- Born: 13 January 1896 Rostov-on-Don, Don Host Oblast, Russian Empire
- Died: 26 May 1943 (aged 47) Temlag, Mordovian ASSR, Soviet Union
- Political party: RKP(b)
- Board member of: Narkompros
- Partner: Nadezhda Peshkova

Academic background
- Education: MSU; IKP;
- Thesis: Denis Diderot: Essays on Life and Worldview (1924)
- Influences: Abram Deborin

Academic work
- Discipline: Philosophy
- Sub-discipline: Historical materialism
- Institutions: Marx–Engels Institute
- Main interests: Russian and history of philosophy
- Allegiance: Second International
- Branch: Red Army
- Service years: 1919-1921
- Rank: Komissar
- Battles: Western Front; Eastern Front; Caspian-Caucasian Front;

= Ivan Luppol =

Russian philosopher

Ivan Kapitonovich Luppol (Russian: Иван Капитонович Лу́ппол; 13 January 1896, Rostov-on-Don – 26 May 1943, Zubovo-Polyansky District) was a Soviet philosopher, literary critic and academician of the Academy of Sciences of the Soviet Union.

== Biography ==
Luppol attended the Faculty of Law of the Moscow State University (MSU), graduating in 1919. In the same year he worked as a propagandist and political worker in the Red Army and in 1920 he became a member of the Russian Communist Party (b). He then studied at the Department of Philosophy of the Institute of Red Professors, being a member the institute's first enrollment. His earlier works were about the philosophy of Denis Diderot.

From 1924 he worked at the Marx-Engels Institute and became director of its philosophy cabinet.

Luppol was among the supporters of Abram Deborin in the philosophical debates.

He was a professor at the Department of Historical Materialism at the Ethnological Faculty of MSU from 1925 to 1931, as well as a professor at the department, and then head of the Department of Marxist–Leninist Philosophy of the Institute of Red Professors from 1925 to 1938.

From 1929 to 1933 he headed the Glavnauka. Since 1934 he was Member of the Board of the Union of Soviet Writers. In 1935 he became a member of the directorate of the Institute of Russian Literature. Director and one of the organizers of the Gorky Institute of World Literature (1935–1941). He was chief editor of the State Publishing House of Fiction. Elected a corresponding member of the USSR Academy of Sciences in the Department of Social Sciences in 1933 and an academician in the same department in 1939.

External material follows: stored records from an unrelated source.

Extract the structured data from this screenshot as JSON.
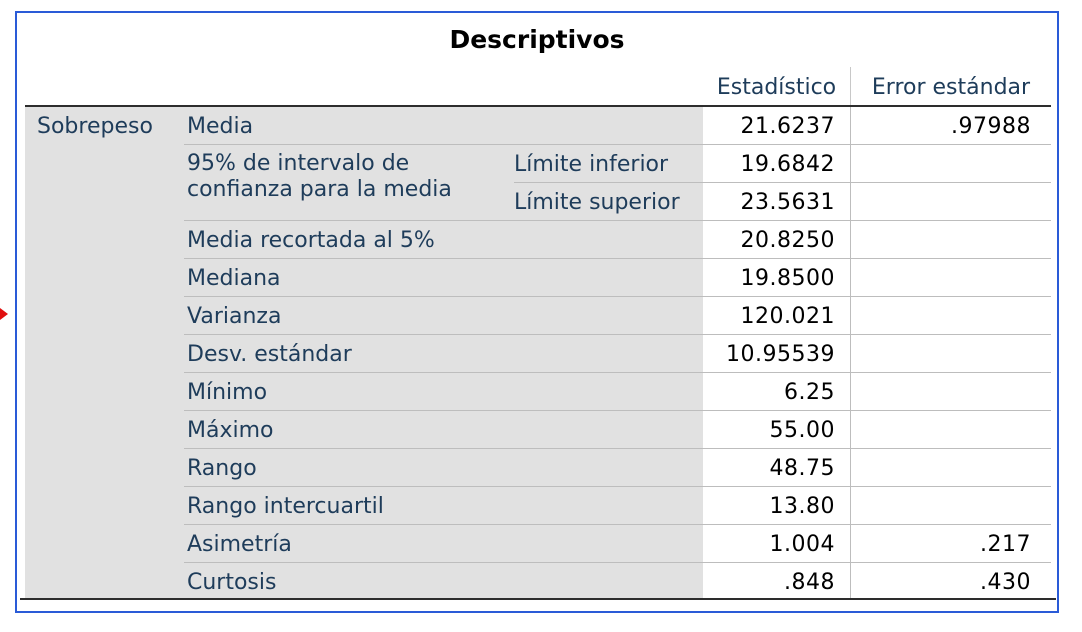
{
  "table": {
    "title": "Descriptivos",
    "headers": {
      "stat": "Estadístico",
      "error": "Error estándar"
    },
    "variable": "Sobrepeso",
    "ci_label_1": "95% de intervalo de",
    "ci_label_2": "confianza para la media",
    "rows": [
      {
        "label": "Media",
        "stat": "21.6237",
        "error": ".97988"
      },
      {
        "label": "Límite inferior",
        "stat": "19.6842",
        "error": ""
      },
      {
        "label": "Límite superior",
        "stat": "23.5631",
        "error": ""
      },
      {
        "label": "Media recortada al 5%",
        "stat": "20.8250",
        "error": ""
      },
      {
        "label": "Mediana",
        "stat": "19.8500",
        "error": ""
      },
      {
        "label": "Varianza",
        "stat": "120.021",
        "error": ""
      },
      {
        "label": "Desv. estándar",
        "stat": "10.95539",
        "error": ""
      },
      {
        "label": "Mínimo",
        "stat": "6.25",
        "error": ""
      },
      {
        "label": "Máximo",
        "stat": "55.00",
        "error": ""
      },
      {
        "label": "Rango",
        "stat": "48.75",
        "error": ""
      },
      {
        "label": "Rango intercuartil",
        "stat": "13.80",
        "error": ""
      },
      {
        "label": "Asimetría",
        "stat": "1.004",
        "error": ".217"
      },
      {
        "label": "Curtosis",
        "stat": ".848",
        "error": ".430"
      }
    ]
  },
  "colors": {
    "frame": "#2a5bd7",
    "label_text": "#1e3c5a",
    "shade": "#e1e1e1",
    "marker": "#e01010"
  }
}
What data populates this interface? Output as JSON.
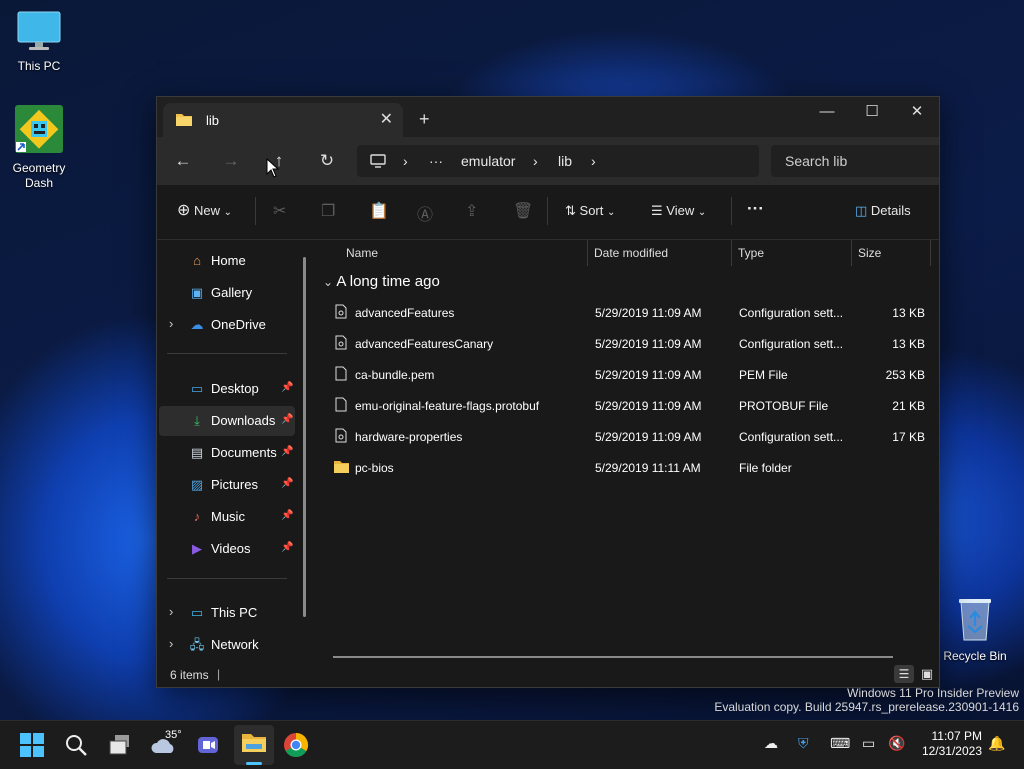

Luppol was arrested in September 1940 and was held in the Saratov prison with Nikolai Vavilov. Initially he was sentenced to death but his sentence was later changed to twenty years of forced labor. He died in the Temlag camp in Mordovian ASSR in 1943. It is said prior to his death Luppol was to marry Nadezhda Peshkova, daughter-in-law of Maxim Gorky.

Luppol was rehabilitated by the decision of the Military Collegium of the Supreme Court of the Soviet Union in 1956.